Llega la hora de abordar el avión y comienzan a llamar en el orden acostumbrado, personas con niños, personas con necesidades especiales, primera clase, diamantes, primera plus etc.
Los de las filas de hasta atrás, los de en medio, en donde iba mi amigo que se despidió con una gran sonrisa...los de las primeras filas y la sala se quedaba vacía, hasta que dicen mi apellido...corro al mostrador y dice la encargada Sra. Vázquez por favor valla a comprar un boleto...quede helada ...
para la lotería ¿¿¿queeee???? tiene usted mucha suerte de seguro se la saca hay un lugar disponible para usted, ¡YEESSSSSSSSSSS! Grite baile y brinque. Un minuto antes de que entrara por la puerta llega la primera señorita, la del módulo inicial con mi cartera en la mano y muerta de la risa mi dice ¡de verdad compre un boleto, unos mexicanos me entregaron su cartera!!!! ( gracias a mis amigos desconocidos Mexicanos).
Que les puedo decir, le agradecí a grito pelón y a brinco y brinco.

Ya sentada en mi lugar asiento 11L salieron una lagrimas más de agradecimiento y alegría.
El avión llegó a las 5:30 am y como los últimos serán los primeros...mi maleta que entró al final salió al principio, la cogí y corrí para hacer los trámites de entrada al país, ya traía todos los documentos llenos y en la mano, de ahí paso todos las filtros me toca semáforo verde y corro (con mi maleta de grandes ruedas y ligera de equipaje) hasta Volaris (linea aérea mexicana) que está al otro extremo del aeropuerto, documento y corro hasta la puerta número 16 para abordar a la 6:00am.
Todo salió perfecto.

Ya sentada de nuevo en el avión que me traería a casa solo podía dar gracias, gracias, gracias, te amo gracias Dios gracias.
En el avión me tome esta foto para publicarla en esta historia, a la hora de hacer clic veo una gran luz...TODOS MIS ÁNGELES QUICIERON SALIR EN LA FOTOOOOO!!!!!


Doy gracias con todo mi ser a mi Padre mi amoroso y fiel amado Sanador a mis Angeles guardianes y mis ángeles amigos que también son custodios de mi corazón, a los ángeles Españolitos, a los Mexicanitos, a mis amigos, hermanos, papás, a mi angelita de la Paz B. C. y a Margarita, a mi querida Machetes, tíos, primos, amigas a Gonza, David y Perla mis amados hijos y mi esposo y compañero Gonzalo.

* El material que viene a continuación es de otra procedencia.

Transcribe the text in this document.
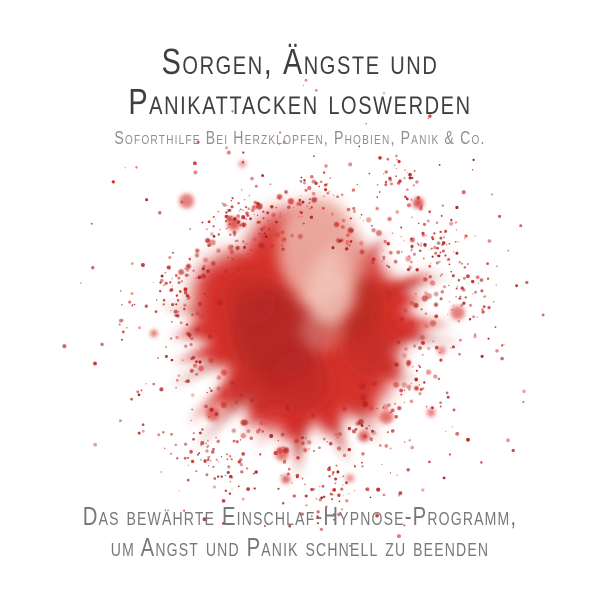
Sorgen, Ängste und
Panikattacken loswerden
Soforthilfe Bei Herzklopfen, Phobien, Panik & Co.
Das bewährte Einschlaf-Hypnose-Programm,
um Angst und Panik schnell zu beenden
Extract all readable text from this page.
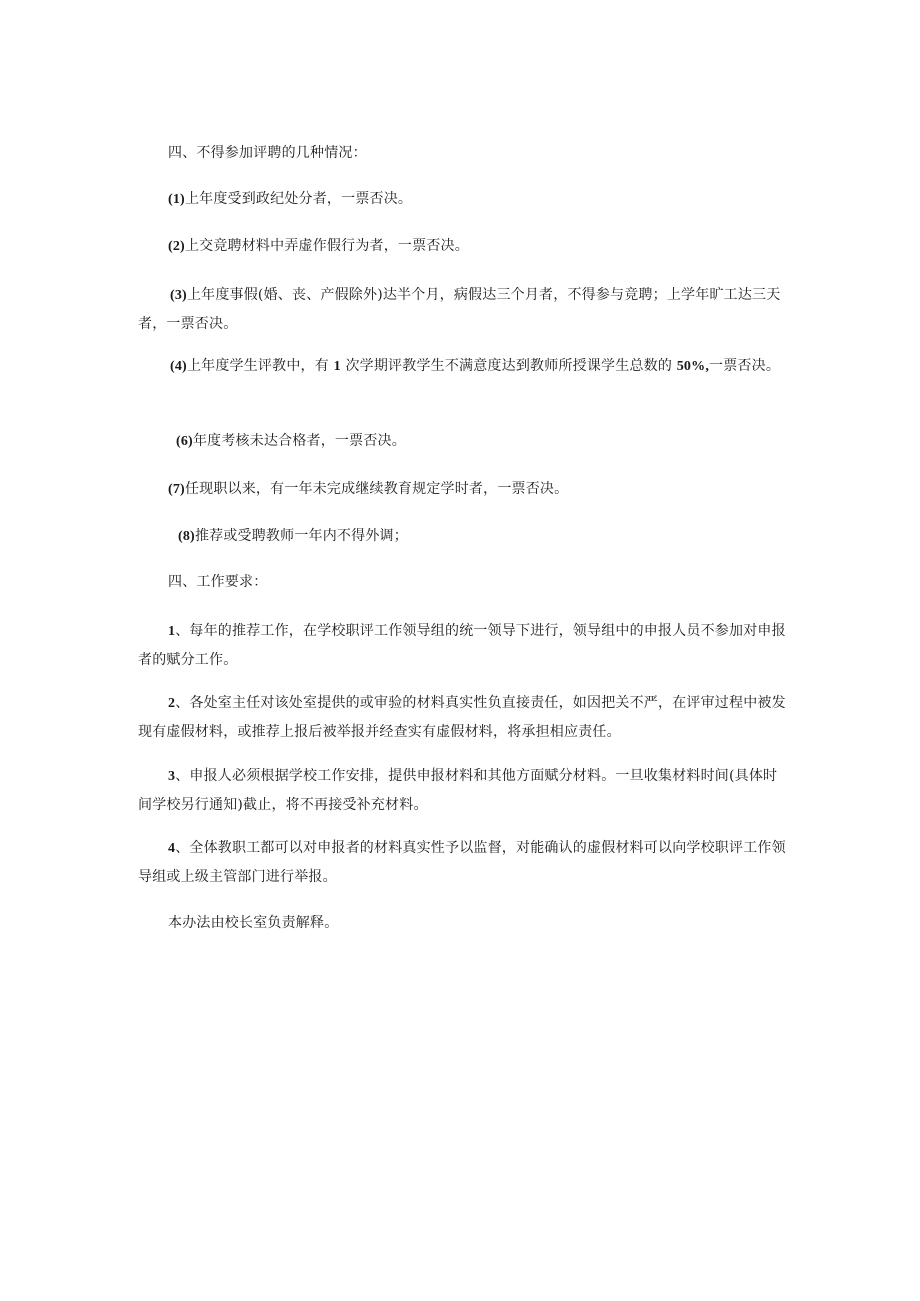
四、不得参加评聘的几种情况：

(1)上年度受到政纪处分者，一票否决。

(2)上交竞聘材料中弄虚作假行为者，一票否决。

(3)上年度事假(婚、丧、产假除外)达半个月，病假达三个月者，不得参与竞聘；上学年旷工达三天者，一票否决。

(4)上年度学生评教中，有 1 次学期评教学生不满意度达到教师所授课学生总数的 50%,一票否决。

(6)年度考核未达合格者，一票否决。

(7)任现职以来，有一年未完成继续教育规定学时者，一票否决。

(8)推荐或受聘教师一年内不得外调；

四、工作要求：

1、每年的推荐工作，在学校职评工作领导组的统一领导下进行，领导组中的申报人员不参加对申报者的赋分工作。

2、各处室主任对该处室提供的或审验的材料真实性负直接责任，如因把关不严，在评审过程中被发现有虚假材料，或推荐上报后被举报并经查实有虚假材料，将承担相应责任。

3、申报人必须根据学校工作安排，提供申报材料和其他方面赋分材料。一旦收集材料时间(具体时间学校另行通知)截止，将不再接受补充材料。

4、全体教职工都可以对申报者的材料真实性予以监督，对能确认的虚假材料可以向学校职评工作领导组或上级主管部门进行举报。

本办法由校长室负责解释。
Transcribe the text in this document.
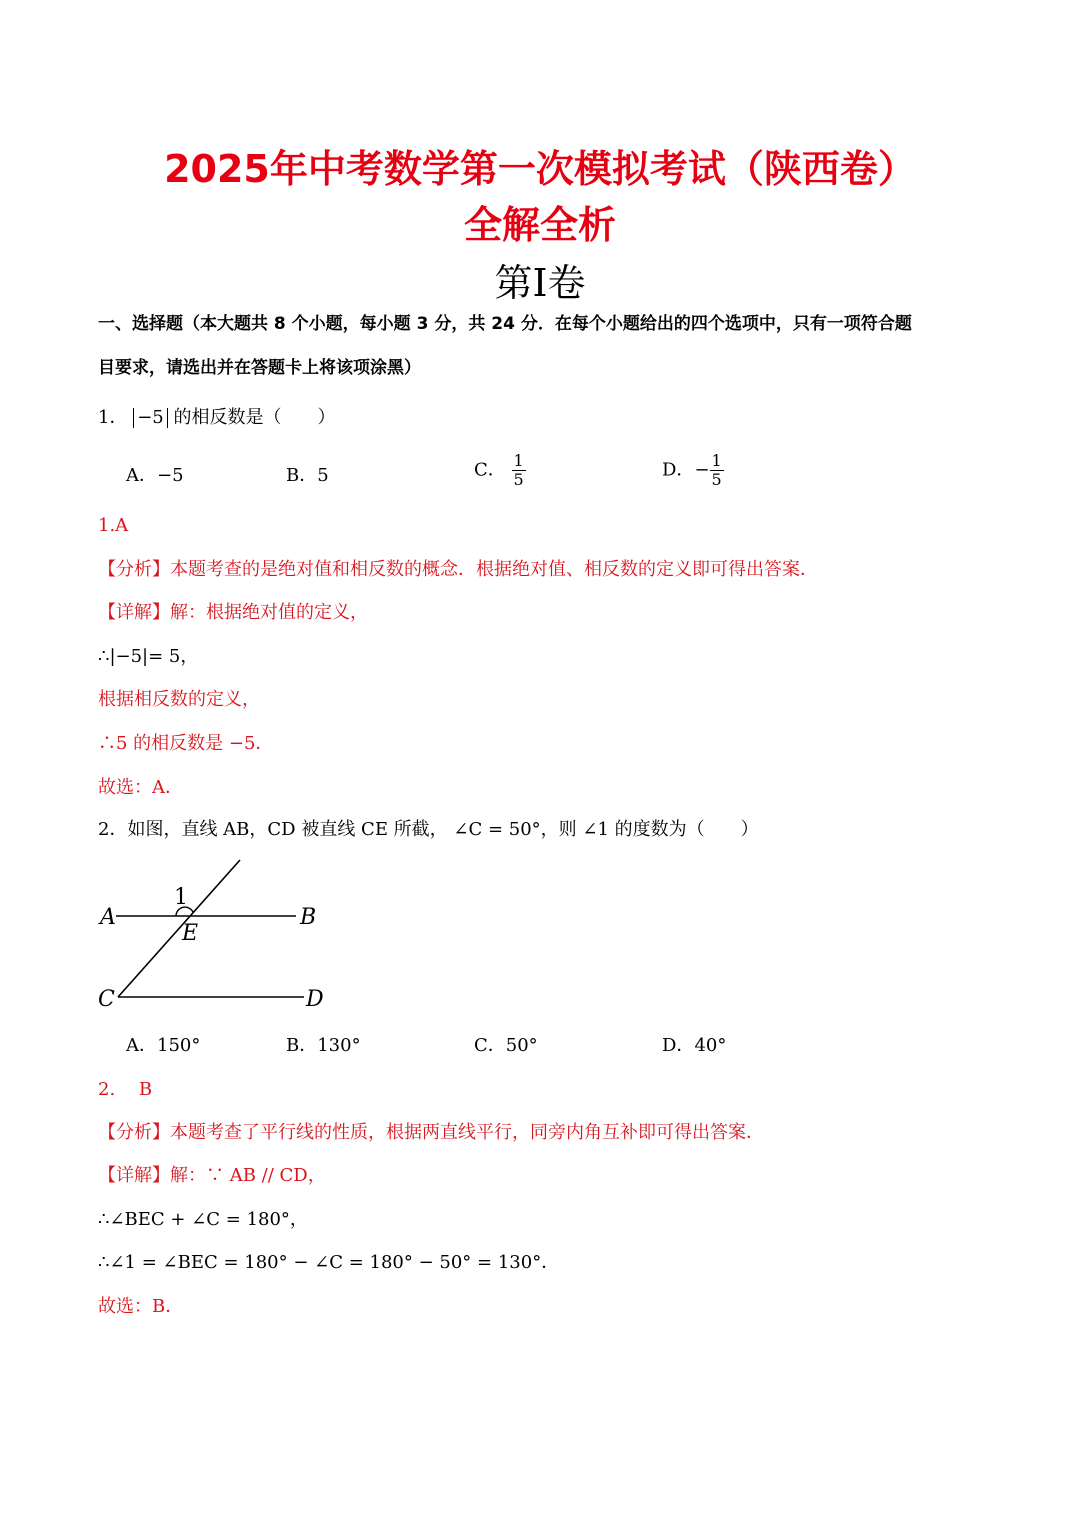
2025年中考数学第一次模拟考试（陕西卷）
全解全析
第I卷
一、选择题（本大题共 8 个小题，每小题 3 分，共 24 分．在每个小题给出的四个选项中，只有一项符合题
目要求，请选出并在答题卡上将该项涂黑）
1． −5 的相反数是（　　）
A．−5	B．5	C． $\frac{1}{5}$	D．− $\frac{1}{5}$
1.A
【分析】本题考查的是绝对值和相反数的概念．根据绝对值、相反数的定义即可得出答案．
【详解】解：根据绝对值的定义，
∴|−5|= 5，
根据相反数的定义，
∴5 的相反数是 −5．
故选：A．
2．如图，直线 AB，CD 被直线 CE 所截， ∠C = 50°，则 ∠1 的度数为（　　）
A	B
C	D
E
1
A．150°	B．130°	C．50°	D．40°
2.　 B
【分析】本题考查了平行线的性质，根据两直线平行，同旁内角互补即可得出答案．
【详解】解：∵ AB // CD，
∴∠BEC + ∠C = 180°，
∴∠1 = ∠BEC = 180° − ∠C = 180° − 50° = 130°．
故选：B．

A mis queridos amigos Juan Carlos, Teresa, el gran David, a José Antonio y a la pequeña Alejandra por darme hospedaje y un lugar en su corazón.
GRACIAS por acompañarme en este viaje.

PD: La llantita se rompió, la crisis entro, regreso sobre mis pasos, me desprendo y libero de la sobre carga, aligero mis pasos y gracias a esto pude correr y correr para alcanzar el último vuelo, el que me traería hoy 13 de mayo a casa a mi hogar.